The top 10 performing sectors with respect to placements are Apparel, Electronics and Hardware, Retail, Beauty and Wellness, Telecom, Logistics, Agriculture, IT-ITeS, Tourism and Hospitality and Construction.
What the programme is all about
The PMKVY – a scheme based on public-private-partnership, offers the following training programme for youth and is spread across India with over 7,000 training centres in over 600 districts.
1. The Short-Term Training (STT) programme is aimed at benefitting youth who are either school/college dropouts or unemployed.
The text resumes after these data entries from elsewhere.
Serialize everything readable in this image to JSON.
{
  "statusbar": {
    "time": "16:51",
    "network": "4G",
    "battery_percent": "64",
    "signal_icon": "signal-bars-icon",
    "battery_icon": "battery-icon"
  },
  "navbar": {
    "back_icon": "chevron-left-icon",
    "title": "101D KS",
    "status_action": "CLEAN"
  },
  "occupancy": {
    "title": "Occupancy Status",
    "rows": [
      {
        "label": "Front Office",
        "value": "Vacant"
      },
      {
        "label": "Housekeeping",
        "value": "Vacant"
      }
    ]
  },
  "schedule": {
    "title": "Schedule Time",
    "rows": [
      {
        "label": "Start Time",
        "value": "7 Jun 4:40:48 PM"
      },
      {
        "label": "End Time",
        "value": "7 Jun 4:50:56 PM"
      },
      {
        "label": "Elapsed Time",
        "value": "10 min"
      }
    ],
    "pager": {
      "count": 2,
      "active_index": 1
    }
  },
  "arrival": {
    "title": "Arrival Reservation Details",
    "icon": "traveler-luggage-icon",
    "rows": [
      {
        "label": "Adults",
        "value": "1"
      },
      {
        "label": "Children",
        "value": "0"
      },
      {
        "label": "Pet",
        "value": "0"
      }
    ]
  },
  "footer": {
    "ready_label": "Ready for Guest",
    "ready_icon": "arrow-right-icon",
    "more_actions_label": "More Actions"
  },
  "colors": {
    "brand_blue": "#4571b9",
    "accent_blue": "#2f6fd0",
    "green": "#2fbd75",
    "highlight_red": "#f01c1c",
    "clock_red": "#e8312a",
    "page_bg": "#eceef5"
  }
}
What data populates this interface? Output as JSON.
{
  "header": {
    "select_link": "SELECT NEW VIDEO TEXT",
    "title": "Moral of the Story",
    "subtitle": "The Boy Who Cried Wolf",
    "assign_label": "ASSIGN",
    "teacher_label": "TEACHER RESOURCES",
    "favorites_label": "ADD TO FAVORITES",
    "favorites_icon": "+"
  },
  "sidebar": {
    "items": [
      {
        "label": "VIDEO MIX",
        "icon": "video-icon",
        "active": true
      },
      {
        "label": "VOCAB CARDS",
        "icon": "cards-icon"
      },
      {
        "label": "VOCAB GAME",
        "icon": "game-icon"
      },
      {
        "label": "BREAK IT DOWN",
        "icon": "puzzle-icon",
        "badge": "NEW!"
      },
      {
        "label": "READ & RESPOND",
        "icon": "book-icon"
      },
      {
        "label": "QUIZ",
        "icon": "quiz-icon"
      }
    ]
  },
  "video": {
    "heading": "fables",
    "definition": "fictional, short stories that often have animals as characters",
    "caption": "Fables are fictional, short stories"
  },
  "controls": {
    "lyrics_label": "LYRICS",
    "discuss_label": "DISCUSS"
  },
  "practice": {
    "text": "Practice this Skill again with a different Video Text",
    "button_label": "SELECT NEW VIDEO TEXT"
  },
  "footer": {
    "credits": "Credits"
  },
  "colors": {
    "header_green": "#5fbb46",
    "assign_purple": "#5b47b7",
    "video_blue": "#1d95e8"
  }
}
Apart from skills training, the programme comprises orientation in soft skills, entrepreneurship, financial, and digital literacy. The program that encompasses 200-1,000 hours of skill training, is designed according to varied job roles. Till date, more than 13 lakh candidates have been certified under the Short-Term Training programme.
2. The Recognition of Prior Learning (RPL) is a certification programme focuses on learning as an outcome rather than as a process. It provides recognition to informal learning or learning through work to receive equal acceptance as the formal levels of education.
Focusing on the workforce in the unorganised sectors, RPL is designed for those who already have a job or are self-employed and require up-skilling and certification for better prospects. The program encompassing 12 – 80 hours of training. Till date, over 5.31 lakh candidates have been certified under this program.
3. Special Projects facilitates training in special areas and/or premises of government bodies like Smart City, Swachch Bharat, Digital India, Make in India; and corporate or industry bodies, including infrastructure projects like Industrial Corridors, and Food parks. It also incorporates training in special job roles, not deﬁned under the available Qualiﬁcation Packs (QPs)/National Occupational Standards (NOS).
Few ‘Special Projects’ include developing ‘unique entrepreneurial skills’ for young people in traditional clusters, working in Naxal areas or even difficult terrain.
Focus on women
From stitching trousers, dresses, salwars, and palazzos to learning about the latest fashion trends Mona is a homemaker turned dressmaker/designer. She proudly tells me that she can even handle her own finances, including operating the ATM machine.
“I was not proficient in English, didn’t know how to type messages in English on WhatsApp and or even have an email id. Today I am happy I can stitch my own clothes and even sneak in a few words of English during conversations. My husband and my children are proud of me when they see me converse in English with customers,” explains Mona Som, a trainee at the Army Skill Training Centre.
One of the key highlights of the PMKVY scheme was to address the gender inequality in the workforce. It seems to have achieved success with women constituing 55 percent of the total placements where the majority to employment opportunities are concentrated in the service sector— apparel, tailoring, computing and peripherals, retail sales, customer care and beauty, and wellness job roles.
“We encourage quality training in industry-relevant job roles for better placement outcomes. We also enhance self-employment capabilities of skilled youths by integrating digital literacy, soft skills, and entrepreneurship modules,” says Manish Kumar, MD & CEO of National Skill Development Corporation.
Mona benefitted from the job fairs or the ‘Rozgar Melas’ organised by the NSDC to accelerate the pace of placements. Under this initiative, placement drives are conducted providing employers and candidates a common platform to interact. The scheme is associated with more than 7,000 employers — including Myntra, Pizza Hut, PVR Cinemas, Bata India, G4S Secure Solutions, Lemon Tree hotel, and Honda Motorcycle & Scooter Pet Ltd. In the last 18 months, 800 Rozgar Melas have been organised to generate employment opportunities.